O brasileiro Victor Henrique de Oliveira Shimada, alvo de sanções anunciadas pelo governo dos Estados Unidos por suposta ligação com o Primeiro Comando da Capital (PCC), já havia sido investigado no Brasil por suspeitas de lavagem de dinheiro em um caso envolvendo o patrocínio da Vai de Bet ao Corinthians.
Segundo o Departamento do Tesouro americano, Shimada atuava como um dos principais operadores financeiros da facção, sendo responsável por lavar mais de US$ 30 milhões obtidos com atividades criminosas e enviar recursos ao Brasil por meio de criptomoedas.
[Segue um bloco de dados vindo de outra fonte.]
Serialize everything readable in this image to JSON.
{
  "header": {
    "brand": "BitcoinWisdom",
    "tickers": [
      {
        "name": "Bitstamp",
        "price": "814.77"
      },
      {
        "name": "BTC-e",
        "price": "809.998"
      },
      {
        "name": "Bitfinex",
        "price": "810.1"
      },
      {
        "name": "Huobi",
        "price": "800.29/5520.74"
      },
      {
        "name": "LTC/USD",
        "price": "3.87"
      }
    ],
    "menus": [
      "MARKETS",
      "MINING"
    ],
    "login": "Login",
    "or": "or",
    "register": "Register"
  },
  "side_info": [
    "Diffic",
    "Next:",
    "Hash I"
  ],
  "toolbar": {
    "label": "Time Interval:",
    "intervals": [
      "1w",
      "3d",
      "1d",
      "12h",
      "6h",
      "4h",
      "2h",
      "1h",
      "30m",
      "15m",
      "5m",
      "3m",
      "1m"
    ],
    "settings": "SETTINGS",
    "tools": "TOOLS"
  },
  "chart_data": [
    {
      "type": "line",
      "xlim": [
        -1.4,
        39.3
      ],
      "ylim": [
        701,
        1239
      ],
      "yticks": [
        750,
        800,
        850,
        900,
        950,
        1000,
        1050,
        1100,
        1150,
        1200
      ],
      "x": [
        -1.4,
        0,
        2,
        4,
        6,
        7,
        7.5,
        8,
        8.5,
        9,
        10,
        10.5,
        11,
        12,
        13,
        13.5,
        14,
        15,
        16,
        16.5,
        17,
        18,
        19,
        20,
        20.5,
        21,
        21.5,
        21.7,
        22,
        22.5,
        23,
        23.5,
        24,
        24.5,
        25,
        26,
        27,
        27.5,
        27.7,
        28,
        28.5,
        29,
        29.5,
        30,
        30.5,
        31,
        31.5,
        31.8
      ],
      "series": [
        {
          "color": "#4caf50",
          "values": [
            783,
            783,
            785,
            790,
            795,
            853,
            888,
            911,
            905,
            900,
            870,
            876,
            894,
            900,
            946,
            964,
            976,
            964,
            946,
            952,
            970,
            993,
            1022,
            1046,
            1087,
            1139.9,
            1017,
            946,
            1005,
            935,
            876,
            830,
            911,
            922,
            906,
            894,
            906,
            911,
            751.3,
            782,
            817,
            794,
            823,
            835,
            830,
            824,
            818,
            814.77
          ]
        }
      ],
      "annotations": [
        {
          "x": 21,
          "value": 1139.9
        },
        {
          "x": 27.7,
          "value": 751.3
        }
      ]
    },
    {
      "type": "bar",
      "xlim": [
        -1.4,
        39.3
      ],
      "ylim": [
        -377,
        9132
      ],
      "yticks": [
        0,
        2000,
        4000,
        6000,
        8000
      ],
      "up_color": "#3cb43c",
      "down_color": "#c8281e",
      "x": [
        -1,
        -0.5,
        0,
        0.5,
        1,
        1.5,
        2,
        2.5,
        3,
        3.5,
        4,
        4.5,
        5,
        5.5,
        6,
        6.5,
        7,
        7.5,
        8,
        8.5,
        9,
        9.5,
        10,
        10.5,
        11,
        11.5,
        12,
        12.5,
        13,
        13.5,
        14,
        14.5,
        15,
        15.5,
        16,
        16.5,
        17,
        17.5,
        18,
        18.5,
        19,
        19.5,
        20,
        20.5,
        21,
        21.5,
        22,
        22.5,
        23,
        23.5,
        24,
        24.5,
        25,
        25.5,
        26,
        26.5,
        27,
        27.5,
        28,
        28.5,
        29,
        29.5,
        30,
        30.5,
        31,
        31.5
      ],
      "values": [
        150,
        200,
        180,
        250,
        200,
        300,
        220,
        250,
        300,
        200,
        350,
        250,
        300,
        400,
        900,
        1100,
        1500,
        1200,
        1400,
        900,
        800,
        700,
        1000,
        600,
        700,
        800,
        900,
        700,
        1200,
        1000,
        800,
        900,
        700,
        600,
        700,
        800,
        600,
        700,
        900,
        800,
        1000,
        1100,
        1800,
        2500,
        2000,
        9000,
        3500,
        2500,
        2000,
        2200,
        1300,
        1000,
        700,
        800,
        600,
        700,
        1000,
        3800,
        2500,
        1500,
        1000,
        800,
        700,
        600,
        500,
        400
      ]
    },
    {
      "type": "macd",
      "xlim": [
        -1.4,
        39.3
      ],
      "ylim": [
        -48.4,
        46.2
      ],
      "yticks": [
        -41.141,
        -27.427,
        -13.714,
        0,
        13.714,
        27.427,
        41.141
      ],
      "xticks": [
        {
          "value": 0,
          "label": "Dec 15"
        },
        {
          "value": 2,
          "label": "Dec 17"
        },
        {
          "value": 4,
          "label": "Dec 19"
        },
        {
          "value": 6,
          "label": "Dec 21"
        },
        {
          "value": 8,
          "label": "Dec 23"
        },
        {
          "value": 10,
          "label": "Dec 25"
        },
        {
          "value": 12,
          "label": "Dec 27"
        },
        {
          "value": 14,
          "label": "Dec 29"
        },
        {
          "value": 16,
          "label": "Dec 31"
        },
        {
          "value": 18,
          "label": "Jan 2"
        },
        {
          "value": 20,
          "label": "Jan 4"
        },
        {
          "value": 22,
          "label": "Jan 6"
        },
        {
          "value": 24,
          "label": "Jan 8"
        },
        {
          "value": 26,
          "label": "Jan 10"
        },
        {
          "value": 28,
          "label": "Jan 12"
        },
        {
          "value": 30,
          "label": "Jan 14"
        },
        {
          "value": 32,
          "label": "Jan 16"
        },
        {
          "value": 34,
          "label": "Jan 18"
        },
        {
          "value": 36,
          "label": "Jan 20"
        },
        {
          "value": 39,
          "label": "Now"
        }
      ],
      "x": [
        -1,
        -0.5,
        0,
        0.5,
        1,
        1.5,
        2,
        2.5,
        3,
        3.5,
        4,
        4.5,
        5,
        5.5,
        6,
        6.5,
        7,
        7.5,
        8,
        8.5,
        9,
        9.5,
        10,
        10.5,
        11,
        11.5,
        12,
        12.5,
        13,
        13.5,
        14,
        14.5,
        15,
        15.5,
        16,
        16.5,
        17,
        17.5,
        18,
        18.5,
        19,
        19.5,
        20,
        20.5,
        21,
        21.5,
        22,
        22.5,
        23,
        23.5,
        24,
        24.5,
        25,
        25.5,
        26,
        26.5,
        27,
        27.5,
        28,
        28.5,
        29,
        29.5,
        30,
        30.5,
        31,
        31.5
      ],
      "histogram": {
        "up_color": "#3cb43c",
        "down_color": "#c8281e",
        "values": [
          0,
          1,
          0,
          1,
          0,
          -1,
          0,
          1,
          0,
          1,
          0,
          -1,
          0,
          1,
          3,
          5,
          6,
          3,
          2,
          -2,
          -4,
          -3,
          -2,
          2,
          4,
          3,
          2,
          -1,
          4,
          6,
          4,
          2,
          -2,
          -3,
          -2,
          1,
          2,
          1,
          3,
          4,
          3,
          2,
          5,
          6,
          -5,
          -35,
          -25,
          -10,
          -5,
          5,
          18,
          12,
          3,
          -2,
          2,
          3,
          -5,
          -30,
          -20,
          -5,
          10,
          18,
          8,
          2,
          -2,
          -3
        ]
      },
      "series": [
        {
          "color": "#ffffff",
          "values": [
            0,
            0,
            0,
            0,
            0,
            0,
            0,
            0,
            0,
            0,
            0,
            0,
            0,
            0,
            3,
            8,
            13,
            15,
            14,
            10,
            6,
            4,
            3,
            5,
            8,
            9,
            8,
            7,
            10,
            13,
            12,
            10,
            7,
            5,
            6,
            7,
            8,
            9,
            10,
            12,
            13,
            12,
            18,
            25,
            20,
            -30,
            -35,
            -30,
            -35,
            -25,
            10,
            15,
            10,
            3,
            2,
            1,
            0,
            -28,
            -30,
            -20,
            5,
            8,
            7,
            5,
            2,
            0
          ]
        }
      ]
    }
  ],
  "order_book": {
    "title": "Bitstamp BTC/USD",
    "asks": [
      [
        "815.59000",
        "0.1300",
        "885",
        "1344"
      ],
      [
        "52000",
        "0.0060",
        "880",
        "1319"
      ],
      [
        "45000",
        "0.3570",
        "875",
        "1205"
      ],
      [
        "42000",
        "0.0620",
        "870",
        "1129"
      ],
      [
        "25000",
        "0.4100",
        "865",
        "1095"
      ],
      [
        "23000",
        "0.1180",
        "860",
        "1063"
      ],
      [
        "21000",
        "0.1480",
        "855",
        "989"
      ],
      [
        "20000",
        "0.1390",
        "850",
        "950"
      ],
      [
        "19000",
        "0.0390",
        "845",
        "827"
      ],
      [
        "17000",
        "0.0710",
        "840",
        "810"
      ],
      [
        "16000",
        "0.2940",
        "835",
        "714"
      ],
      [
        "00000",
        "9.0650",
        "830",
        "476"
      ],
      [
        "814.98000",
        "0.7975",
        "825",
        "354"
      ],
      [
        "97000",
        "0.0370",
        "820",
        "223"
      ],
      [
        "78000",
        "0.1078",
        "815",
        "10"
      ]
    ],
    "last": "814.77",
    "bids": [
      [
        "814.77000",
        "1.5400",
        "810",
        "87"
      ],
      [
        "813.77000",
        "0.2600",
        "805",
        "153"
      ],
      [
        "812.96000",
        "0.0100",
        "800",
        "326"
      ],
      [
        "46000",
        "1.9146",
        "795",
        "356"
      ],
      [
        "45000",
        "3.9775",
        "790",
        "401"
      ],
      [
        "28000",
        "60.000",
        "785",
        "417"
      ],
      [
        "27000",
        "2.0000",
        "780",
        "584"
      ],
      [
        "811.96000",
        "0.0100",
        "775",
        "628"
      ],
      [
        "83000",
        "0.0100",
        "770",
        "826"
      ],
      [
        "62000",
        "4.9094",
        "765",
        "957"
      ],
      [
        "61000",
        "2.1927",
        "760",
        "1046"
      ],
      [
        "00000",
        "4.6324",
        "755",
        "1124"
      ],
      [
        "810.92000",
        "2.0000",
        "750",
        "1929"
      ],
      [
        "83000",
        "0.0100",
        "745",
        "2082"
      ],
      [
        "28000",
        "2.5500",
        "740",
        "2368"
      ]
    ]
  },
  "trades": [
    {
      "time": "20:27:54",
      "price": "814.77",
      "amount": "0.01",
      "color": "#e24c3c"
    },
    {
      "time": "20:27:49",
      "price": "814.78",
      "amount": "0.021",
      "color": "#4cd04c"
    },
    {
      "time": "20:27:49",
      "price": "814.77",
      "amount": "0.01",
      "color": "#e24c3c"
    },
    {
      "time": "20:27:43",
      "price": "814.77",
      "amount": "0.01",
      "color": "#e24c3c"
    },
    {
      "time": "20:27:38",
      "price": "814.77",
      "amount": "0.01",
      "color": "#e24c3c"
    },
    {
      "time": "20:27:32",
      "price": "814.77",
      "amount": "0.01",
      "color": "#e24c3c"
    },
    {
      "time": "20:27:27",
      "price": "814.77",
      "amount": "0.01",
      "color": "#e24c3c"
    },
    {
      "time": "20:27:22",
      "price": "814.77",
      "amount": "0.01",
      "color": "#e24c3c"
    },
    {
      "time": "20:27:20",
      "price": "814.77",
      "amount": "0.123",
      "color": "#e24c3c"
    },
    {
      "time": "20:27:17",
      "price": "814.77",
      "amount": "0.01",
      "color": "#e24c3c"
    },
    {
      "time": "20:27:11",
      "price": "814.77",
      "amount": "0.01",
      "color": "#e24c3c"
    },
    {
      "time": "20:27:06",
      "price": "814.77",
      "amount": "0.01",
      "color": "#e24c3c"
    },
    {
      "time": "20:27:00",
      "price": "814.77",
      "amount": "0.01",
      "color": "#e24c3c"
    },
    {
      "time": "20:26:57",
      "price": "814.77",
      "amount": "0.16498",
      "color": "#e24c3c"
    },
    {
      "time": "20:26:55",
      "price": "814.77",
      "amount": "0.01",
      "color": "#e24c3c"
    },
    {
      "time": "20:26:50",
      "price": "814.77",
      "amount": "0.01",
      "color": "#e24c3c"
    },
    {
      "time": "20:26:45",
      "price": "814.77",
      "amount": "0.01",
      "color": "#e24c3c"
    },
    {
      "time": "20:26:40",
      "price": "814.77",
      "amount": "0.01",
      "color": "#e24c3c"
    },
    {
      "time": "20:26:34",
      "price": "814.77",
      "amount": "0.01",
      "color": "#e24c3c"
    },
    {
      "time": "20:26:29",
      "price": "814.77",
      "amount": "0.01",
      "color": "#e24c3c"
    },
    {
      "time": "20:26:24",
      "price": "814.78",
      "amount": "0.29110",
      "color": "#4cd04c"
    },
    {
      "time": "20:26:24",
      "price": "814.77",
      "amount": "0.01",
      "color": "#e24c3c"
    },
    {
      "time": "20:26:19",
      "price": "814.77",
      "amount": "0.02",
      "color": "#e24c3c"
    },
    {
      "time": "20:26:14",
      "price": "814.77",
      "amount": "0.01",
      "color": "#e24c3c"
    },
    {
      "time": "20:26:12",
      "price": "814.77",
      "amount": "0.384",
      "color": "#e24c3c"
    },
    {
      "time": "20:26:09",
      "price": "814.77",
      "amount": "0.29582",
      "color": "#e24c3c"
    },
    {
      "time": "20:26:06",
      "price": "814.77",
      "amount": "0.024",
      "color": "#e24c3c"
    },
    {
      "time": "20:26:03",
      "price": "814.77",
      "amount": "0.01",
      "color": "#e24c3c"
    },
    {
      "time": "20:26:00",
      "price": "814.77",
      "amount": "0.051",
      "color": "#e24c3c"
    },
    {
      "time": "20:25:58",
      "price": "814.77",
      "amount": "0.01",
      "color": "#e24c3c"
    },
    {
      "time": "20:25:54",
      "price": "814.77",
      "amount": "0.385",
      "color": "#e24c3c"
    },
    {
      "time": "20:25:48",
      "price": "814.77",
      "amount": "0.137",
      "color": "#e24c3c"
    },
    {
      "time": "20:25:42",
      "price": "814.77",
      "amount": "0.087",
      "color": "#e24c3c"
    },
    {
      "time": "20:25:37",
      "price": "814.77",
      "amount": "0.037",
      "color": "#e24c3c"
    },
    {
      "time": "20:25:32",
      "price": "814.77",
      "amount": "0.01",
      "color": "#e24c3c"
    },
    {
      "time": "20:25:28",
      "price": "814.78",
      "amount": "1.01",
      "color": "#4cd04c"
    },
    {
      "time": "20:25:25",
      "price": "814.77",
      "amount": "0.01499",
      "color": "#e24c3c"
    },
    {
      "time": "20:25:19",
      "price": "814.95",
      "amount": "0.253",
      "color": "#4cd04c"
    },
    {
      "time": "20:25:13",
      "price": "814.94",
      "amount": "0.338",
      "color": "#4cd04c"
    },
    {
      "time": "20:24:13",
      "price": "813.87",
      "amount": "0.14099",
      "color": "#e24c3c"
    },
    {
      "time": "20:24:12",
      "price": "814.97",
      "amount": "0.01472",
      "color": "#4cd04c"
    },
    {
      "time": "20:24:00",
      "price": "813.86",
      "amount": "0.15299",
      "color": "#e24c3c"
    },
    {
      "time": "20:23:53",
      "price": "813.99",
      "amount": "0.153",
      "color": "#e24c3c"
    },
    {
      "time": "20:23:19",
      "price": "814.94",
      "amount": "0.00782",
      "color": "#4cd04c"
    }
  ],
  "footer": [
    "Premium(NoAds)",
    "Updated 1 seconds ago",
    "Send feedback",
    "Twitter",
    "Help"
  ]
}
As autoridades também afirmam que a empresa Victory Trading foi utilizada para lavar dinheiro desviado de um clube de futebol brasileiro em um suposto esquema de fraude publicitária.
Além de Shimada, os Estados Unidos sancionaram Stella Stefanie Nunes Henrique de Oliveira, apontada como sua “parente próxima e associada”. Segundo o governo americano, ela teria atuado como secretária do empresário e participado da logística de coleta de grandes quantias em dinheiro para operações de lavagem de dinheiro. Em seu nome consta a fintech GP8 Pay, que, segundo investigadores brasileiros, era controlada majoritariamente por Shimada.
Apesar das acusações feitas pelos EUA, o promotor Lincoln Gakiya, que investiga o PCC há décadas, afirmou à BBC News Brasil que desconhece qualquer ligação do casal com a facção.
“Desconheço que esse casal ou essas empresas tenham envolvimento com o PCC, mas não tenho conhecimento das investigações que o FBI e o Departamento de Justiça dos EUA fizeram a partir de alvos ligados ao PCC em Miami”, declarou.
Gakiya explicou que Shimada respondeu a investigações relacionadas a outros crimes, mas não por vínculos com o PCC.
Caso Vai de Bet
Victor Shimada foi um dos denunciados na investigação conduzida pelo Ministério Público e pela Polícia Civil de São Paulo sobre supostas irregularidades no contrato de patrocínio entre o Corinthians e a casa de apostas Vai de Bet.
O caso resultou na denúncia contra o ex-presidente do clube, Augusto Melo, que sempre negou as acusações.
Na mesma investigação, Shimada chegou a ser preso preventivamente por suspeitas de lavagem de dinheiro e furto qualificado. Segundo o Ministério Público, ele teria movimentado cerca de R$ 35 milhões por meio de operações com criptomoedas.
O inquérito também chamou atenção para o padrão de viagens internacionais do empresário, que costumava comprar passagens para diferentes destinos no mesmo dia. Em um dos registros, de setembro de 2024, ele embarcou de Guarulhos com escala na República Dominicana e destino ao México. Os investigadores levantaram a hipótese de que ele pudesse seguir para os Estados Unidos, já que a passagem foi adquirida por uma agência sediada em Orlando.
Durante as investigações, a polícia também destacou a evolução patrimonial de Shimada. Segundo o inquérito, ele passou de proprietário de veículos populares, em 2017, para carros de luxo poucos anos depois, incluindo um Audi Q8 e um Porsche Taycan.
Posteriormente, Shimada foi condenado pela Justiça Federal a cinco anos de prisão, em regime semiaberto, pelos crimes de lavagem de dinheiro e furto qualificado mediante fraude eletrônica.
A BBC News Brasil informou que tentou contato com os advogados de Victor Shimada, mas não obteve resposta até a publicação da reportagem. Também não conseguiu localizar a defesa de Stella Stefanie Nunes Henrique de Oliveira.